— Глаза закрой и зубы стисни!
Потом, подняв её тонкую, словно тростинку, ногу, сильно сдавил пальцами, и как показалась кровь, прильнул к ней губами, всосал. Выплюнул, снова приник, снова выплюнул. И снова… Мне показалось, это никогда не кончится. Наверное, с полчаса отсасывал.
— Тряпок принесите, и почище! — не оборачиваясь к толпе, приказал он. — Шевелитесь, если спасти девчонку свою хотите!
Они, конечно, забегали. Вскоре перед нами был ворох тряпок, и господин, поморщившись, выбрал наиболее чистую. Разорвал на лоскуты и осторожно, не слишком туго обмотал укушенную ногу.

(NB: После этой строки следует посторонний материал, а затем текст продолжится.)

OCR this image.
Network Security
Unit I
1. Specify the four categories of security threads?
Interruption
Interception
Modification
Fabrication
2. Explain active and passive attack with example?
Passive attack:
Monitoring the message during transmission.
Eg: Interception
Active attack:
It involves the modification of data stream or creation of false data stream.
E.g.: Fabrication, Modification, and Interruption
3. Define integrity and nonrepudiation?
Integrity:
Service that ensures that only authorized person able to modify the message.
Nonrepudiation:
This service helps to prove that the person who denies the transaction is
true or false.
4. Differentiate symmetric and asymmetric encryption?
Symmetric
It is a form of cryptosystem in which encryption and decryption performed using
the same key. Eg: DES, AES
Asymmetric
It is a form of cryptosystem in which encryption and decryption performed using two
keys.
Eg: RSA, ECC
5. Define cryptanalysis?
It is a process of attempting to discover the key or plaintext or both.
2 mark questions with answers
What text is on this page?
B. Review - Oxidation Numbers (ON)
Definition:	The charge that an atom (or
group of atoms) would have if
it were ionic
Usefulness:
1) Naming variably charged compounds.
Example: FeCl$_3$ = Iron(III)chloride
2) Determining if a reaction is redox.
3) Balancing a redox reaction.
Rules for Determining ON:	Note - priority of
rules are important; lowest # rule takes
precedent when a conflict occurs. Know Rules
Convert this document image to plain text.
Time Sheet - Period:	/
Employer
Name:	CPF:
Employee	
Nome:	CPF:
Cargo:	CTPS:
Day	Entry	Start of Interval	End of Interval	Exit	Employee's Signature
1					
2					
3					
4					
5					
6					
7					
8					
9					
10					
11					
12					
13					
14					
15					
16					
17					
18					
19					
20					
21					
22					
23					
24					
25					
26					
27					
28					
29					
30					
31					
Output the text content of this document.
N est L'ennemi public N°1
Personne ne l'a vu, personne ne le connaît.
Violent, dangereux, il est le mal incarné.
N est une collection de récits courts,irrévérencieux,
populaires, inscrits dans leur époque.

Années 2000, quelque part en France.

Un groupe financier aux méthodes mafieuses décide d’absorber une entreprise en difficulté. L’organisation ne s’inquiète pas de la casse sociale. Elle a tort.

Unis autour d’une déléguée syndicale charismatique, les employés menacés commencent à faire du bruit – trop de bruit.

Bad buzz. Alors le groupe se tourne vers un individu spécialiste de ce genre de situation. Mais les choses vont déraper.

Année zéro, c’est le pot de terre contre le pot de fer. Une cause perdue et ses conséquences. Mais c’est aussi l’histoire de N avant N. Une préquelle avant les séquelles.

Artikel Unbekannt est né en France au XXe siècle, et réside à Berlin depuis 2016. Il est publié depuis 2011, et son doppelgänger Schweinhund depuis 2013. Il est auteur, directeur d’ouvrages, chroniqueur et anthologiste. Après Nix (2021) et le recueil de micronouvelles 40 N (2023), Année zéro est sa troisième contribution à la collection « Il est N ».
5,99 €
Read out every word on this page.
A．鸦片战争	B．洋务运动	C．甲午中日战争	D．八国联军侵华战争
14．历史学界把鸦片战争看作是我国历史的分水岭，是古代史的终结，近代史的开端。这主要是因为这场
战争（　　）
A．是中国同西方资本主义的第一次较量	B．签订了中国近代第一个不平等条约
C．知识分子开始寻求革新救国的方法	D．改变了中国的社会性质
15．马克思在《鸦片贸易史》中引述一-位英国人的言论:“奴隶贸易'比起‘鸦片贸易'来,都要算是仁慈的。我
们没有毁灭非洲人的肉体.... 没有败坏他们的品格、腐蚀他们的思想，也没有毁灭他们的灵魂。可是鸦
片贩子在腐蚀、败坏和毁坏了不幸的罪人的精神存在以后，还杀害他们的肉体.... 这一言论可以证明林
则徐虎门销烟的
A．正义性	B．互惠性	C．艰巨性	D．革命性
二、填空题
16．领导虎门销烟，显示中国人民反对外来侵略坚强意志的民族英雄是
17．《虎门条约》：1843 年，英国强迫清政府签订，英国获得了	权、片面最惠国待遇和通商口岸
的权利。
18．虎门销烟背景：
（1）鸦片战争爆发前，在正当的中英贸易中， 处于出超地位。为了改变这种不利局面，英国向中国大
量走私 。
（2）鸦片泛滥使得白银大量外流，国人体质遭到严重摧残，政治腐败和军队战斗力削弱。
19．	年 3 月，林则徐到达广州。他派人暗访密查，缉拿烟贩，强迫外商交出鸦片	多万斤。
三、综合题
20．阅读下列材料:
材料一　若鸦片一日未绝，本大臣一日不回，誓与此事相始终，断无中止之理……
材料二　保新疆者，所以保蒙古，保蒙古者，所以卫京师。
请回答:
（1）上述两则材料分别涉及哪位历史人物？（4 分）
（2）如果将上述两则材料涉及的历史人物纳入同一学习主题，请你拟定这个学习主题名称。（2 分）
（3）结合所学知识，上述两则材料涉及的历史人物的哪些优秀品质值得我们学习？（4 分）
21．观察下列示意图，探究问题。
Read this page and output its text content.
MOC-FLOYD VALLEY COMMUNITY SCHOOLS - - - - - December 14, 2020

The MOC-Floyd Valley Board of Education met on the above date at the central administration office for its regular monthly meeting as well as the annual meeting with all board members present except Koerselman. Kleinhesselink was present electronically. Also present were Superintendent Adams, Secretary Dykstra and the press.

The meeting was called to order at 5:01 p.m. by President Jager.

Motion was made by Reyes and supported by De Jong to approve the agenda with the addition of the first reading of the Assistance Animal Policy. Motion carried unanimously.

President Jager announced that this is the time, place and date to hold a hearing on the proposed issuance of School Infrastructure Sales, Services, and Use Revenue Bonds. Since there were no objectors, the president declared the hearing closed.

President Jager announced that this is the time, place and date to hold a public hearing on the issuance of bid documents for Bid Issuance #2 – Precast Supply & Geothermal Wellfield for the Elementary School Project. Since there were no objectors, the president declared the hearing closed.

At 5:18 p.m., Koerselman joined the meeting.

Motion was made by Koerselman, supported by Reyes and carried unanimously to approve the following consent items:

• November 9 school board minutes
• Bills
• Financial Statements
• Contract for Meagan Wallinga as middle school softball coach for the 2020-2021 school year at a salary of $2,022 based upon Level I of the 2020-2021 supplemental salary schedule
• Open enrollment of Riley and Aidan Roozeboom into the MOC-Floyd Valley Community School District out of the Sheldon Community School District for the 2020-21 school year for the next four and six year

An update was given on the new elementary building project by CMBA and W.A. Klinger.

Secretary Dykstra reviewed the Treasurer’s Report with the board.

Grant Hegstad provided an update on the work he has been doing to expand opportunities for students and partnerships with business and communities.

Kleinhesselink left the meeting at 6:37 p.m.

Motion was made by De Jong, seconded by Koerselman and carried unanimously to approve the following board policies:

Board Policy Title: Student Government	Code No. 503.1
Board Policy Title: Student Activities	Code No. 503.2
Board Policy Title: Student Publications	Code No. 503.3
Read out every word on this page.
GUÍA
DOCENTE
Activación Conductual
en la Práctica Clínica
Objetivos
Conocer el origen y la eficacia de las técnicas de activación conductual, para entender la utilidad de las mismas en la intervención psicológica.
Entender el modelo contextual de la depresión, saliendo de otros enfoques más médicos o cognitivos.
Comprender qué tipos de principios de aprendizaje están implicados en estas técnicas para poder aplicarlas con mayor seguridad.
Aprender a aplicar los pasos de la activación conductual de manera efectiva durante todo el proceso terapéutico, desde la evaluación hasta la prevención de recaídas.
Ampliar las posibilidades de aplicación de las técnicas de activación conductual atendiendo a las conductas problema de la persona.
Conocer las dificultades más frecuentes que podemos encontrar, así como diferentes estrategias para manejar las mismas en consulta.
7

— Открой глаза! — велел господин девчонке. — Смотри на меня! Сейчас уснёшь, и больно не будет. Слушай, как считаю: раз, два, три, четыре, пять! Спать! Спать! Спать!
Девчонка трепыхнулась было, но потом зевнула и обмякла.
Господин попытался встать, но самому это ему не удалось, пришлось мне подсобить.
— Ну, молитесь Милостливому Творцу, чтобы всё обошлось, — устало сказал он селянам. — Вовремя поспели, яд не успел ещё по жилам разойтись. Положите её на лавку и следите, чтобы не шевелилась. Скоро она проснётся, тогда дайте выпить отвар коры длиноуса — если не у вас, то у знахарки вашей наверняка есть. Прослабит и остатки яда выйдут. А после молоком поите, да не скупитесь. Пить ей сейчас много надо. А место укуса пусть потом бабка барсучьим салом смажет и новую повязку наложит. Да смотрите, чтоб не туго! И не войте, не пугайте малую!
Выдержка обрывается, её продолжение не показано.